La Raison cache parfois un Coeur qui s'ignore



« Que sais-tu de moi Robart Baratheon? »

Une question qui n’appelait pas vraiment de réponses, ou du moins qui n’en avait pas de bonnes. L’héritier ne connaissait pour ainsi dire rien de son épouse, hormis quelques souvenirs brumeux d’une enfant colérique, et ce qu’on lui avait dit de son lignage. En quelques heures, il avait appris plus de choses sur elle que durant les derniers jours consacrés à la préparation de ce mariage. Alors que les mariages étaient généralement arrangés des mois à l’avance, laissant le temps aux fiancés d’être présentés et de se cotoyer avant leur union, les impératifs de la guerre et de la diplomatie ne leur avaient pas offert cette opportunité. Un paradoxe quelque peu cruel de penser que si dans les faits, le Baratheon connaissait Rohanna depuis son enfance, il ne savait pour ainsi dire rien d’elle, ou presque. Les choses étaient ce qu’elles étaient pourtant, et ils devraient tout deux rattraper ce retard en temps voulu, même s’ils n’auraient que peu de temps, la parenthèse dans la guerre n’attendrait pas leur bon vouloir pour se refermer.

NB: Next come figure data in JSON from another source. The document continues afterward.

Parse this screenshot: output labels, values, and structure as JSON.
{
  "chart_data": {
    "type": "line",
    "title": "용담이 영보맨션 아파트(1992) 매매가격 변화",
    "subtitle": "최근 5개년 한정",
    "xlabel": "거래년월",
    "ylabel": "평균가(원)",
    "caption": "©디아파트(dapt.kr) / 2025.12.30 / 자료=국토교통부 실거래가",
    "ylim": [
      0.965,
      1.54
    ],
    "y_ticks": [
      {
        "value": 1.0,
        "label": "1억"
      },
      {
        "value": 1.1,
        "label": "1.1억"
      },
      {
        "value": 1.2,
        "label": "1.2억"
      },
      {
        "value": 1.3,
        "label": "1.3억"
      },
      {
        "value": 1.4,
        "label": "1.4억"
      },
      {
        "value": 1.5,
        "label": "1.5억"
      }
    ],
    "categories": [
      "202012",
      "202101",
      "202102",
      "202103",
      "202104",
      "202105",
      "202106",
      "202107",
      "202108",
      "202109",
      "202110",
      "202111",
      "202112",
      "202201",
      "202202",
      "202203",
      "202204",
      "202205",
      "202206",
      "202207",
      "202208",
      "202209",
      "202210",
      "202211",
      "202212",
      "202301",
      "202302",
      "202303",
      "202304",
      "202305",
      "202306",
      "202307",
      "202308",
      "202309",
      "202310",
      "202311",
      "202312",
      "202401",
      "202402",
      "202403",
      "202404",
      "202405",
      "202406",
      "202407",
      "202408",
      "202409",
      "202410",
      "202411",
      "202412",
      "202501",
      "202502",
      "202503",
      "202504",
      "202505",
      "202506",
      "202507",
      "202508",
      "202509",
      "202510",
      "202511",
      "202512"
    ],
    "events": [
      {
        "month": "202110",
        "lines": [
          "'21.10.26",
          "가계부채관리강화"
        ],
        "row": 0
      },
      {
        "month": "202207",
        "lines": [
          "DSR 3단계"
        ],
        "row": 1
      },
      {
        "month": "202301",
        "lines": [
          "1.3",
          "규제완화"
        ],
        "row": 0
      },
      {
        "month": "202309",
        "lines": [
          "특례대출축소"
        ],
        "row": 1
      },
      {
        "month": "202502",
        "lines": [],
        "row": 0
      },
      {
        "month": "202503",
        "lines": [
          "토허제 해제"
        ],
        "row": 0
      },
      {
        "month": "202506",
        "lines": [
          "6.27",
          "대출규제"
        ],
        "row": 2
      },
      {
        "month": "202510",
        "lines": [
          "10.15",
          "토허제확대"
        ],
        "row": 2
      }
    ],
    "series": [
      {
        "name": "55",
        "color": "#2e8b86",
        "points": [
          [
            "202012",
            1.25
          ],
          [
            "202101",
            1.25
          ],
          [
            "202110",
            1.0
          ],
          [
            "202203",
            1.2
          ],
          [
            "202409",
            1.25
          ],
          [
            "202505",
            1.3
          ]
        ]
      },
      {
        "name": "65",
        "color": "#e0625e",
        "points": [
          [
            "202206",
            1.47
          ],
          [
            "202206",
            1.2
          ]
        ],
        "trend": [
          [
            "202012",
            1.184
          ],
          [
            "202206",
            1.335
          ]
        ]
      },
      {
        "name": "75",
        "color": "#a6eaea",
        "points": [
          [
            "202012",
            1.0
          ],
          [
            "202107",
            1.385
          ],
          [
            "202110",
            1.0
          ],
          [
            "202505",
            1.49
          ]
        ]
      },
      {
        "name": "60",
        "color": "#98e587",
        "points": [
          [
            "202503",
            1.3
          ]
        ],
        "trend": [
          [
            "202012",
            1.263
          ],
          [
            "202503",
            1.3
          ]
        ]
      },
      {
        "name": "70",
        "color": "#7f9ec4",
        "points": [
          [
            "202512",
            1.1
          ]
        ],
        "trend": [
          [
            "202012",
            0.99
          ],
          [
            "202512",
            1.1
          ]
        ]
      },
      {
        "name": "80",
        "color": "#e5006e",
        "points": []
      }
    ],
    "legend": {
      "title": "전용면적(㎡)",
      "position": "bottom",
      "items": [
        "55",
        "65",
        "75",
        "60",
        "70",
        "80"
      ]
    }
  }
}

Plutôt que de répéter encore une fois cette évidence, Robb l’écoute lui parler de son enfance, de sa famille. Ceux qu’il avait toujours vu comme les monstres qui avaient déshonoré sa tante prenaient un visage plus humain, rappel nécessaire que toute tragédie comportait toujours deux versions. Les Trant étaient comme tout un chacun en ce monde, avec leurs joies et leurs tristesses, leurs espoirs et leurs peurs. Malgré cela, l’héritier ne peut s’empêcher de sourire à l’image de la scène que son épouse lui dépeint, illustration parfaite de la petite fille aux airs de garçon qu’il avait un jour connue. L’image de sa propre sœur, bien plus semblable à Rohanna qu’on pouvait le penser à première vue lui revient, alors qu’elle insistait pour qu’Edric lui apprenne à manier l’épée. Oriane n’avait pas eu la chance de se voir attribuer autant de libertés, mais elle partageait avec sa nouvelle belle-sœur la même envie d’appartenir à un monde auquel elle n’était pas destinée, de s’échapper du rôle qu’on voulait lui donner. Si elle avait pu être présente aujourd’hui, peut-être Rohanna l’aurait-elle vu elle aussi, peut-être aurait-elle trouvé un quelconque réconfort dans la preuve que Tess et Kyra ne représentaient qu’une facette de l’esprit tempétueux qui gouvernait les vies de la Maison au Cerf. Pour autant, il parviendrait à lui faire comprendre, lui faire accepter qu’elle aurait sa place parmi les Dames d’Accalmie, peu importe ce que les autres pourraient en penser.

Et puis, il y avait cette promesse. Vaincre tous les seigneurs de l’Orage, leurs héritiers, leurs chevaliers présents lors de la grande chasse de la veille. La jeune femme savait manier un arc, elle l’avait prouvé, mais affirmer qu’elle vaincrait toute la noblesse orageoise, férue de la traque et la mise à mort du gibier des grandes forêts de leurs terres était tout autre chose. Là où certains auraient pu voir une marque d’impertinence, Robb ne voyait qu’une façon pour son épouse d’affirmer un peu plus ce qu’elle était réellement. Plus proche des idéaux de sa nouvelle famille qu’elle ne devait le penser, son époux ne pouvait que s’en réjouir : il avait toujours préféré les femmes de caractère aux jeunes filles soumises dont la seule préoccupation était le maintien de la bienséance et de leur image. Parce que si l’attitude que l’on attendait d’une Dame de Cour pouvait s’apprendre, il était impossible de changer sa nature, et le Baratheon choisirait toujours un esprit libre et capable de vivre pleinement à une soumission inconditionnelle.

« Il y aura demain les meilleurs chasseurs de l’Orage, et donc de Westeros. Tu risques d’avoir du mal à y arriver… Mais, tu m’as déjà surpris deux fois, aujourd’hui, alors qui sait ? »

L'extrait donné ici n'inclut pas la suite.